Rockstar Games paid no UK corporation tax between 2009 and 2018, despite receiving £43 million in tax credits, according to a new report.
Investigative think tank Tax Watch UK claims Rockstar companies made an estimated $5 billion (£4.1 billion) in operational profit during the nine-year period, which included the releases of Grand Theft Auto V and Red Dead Redemption 2.
Seven UK-based companies, using the names of Rockstar and parent company Take-Two, declared a total profit before tax of £47.3 million in the UK between 2013 and 2018, the report adds.
The latest analysis indicates that the £43 million claimed by Rockstar North in tax credits is equivalent to 19% of the total relief paid to the entire video games industry in the UK since the programme came into effect.
Grant Theft Auto V is one of the most successful entertainment products of all-time, having sold more than 110 million copies and continuing to earn millions from its popular online component.
Video Games Tax Relief was introduced in 2014 to provide support for games that were “culturally British.”
The TaxWatch report calls the situation “absurd” and claims that it raises serious questions as to whether the relief is being properly targeted.
The report also raises questions over Rockstar Games and Take-Two’s allocation of profit and the proper application of video games tax relief.
“Take-Two appears to believe that it is reasonable that close to 100% of the profit should flow to their US-based parent companies and senior management, while almost no profit flows back to the UK companies involved in either making or selling the game,” the report says.
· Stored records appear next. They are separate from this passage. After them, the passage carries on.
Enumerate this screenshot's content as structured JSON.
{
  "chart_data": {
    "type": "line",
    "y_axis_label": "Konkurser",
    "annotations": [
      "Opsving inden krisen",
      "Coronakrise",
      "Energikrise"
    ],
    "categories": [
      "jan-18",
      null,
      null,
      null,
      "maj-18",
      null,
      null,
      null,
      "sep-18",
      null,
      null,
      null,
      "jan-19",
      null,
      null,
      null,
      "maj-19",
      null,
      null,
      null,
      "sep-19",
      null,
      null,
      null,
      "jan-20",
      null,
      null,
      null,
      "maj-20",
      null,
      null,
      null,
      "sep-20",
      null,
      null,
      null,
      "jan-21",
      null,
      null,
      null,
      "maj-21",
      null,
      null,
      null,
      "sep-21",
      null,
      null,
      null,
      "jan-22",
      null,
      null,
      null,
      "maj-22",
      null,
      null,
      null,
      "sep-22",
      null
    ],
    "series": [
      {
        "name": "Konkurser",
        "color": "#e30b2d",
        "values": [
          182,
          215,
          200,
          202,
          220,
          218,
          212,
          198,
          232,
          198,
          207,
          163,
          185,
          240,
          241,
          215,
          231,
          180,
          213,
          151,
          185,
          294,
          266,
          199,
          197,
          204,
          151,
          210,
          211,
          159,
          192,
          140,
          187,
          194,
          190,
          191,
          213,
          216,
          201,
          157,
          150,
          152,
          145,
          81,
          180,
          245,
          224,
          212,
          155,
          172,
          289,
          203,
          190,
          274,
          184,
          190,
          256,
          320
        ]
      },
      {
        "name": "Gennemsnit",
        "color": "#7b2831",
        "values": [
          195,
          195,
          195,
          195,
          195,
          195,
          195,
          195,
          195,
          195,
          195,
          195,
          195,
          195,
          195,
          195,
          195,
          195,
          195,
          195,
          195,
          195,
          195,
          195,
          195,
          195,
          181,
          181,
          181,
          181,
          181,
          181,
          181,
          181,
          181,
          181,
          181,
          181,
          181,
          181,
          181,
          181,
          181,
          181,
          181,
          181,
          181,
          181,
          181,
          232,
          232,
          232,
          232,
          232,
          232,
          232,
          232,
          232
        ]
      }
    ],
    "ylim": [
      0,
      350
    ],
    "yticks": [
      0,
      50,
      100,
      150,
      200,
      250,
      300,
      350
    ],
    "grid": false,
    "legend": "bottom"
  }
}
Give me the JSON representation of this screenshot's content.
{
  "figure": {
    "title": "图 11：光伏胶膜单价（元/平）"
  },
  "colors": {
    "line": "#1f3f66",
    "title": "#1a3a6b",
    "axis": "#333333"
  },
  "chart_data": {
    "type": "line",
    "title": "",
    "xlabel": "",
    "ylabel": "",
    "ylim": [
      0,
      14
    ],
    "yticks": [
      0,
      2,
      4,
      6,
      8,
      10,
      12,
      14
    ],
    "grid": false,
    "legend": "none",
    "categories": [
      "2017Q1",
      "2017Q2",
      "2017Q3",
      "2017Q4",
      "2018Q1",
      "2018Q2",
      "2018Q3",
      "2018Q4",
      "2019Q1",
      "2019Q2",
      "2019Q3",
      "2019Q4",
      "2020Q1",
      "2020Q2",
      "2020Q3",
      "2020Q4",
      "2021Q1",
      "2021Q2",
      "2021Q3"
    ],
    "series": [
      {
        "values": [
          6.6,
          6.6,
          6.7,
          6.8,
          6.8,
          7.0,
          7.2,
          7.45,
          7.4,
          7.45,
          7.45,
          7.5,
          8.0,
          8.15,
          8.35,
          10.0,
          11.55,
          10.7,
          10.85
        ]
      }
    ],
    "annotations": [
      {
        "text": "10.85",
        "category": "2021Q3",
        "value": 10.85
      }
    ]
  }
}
George Turner, the director of TaxWatch, told The Guardian: “It is outrageous that the UK taxpayer is being asked to shell out tens of millions of pounds in subsidy to the developers of Grand Theft Auto, when at the time that the game’s developers put in their tax credit application Grand Theft Auto V had already generated several billion dollars in sales and profits.
“This is a drive-by assault on the British taxpayer and corporate welfare scrounging at its very worst.”
TaxWatch concedes that Rockstar and Take-Two’s allocation of profits is entirely legal. Rockstar Games is yet to comment on the report.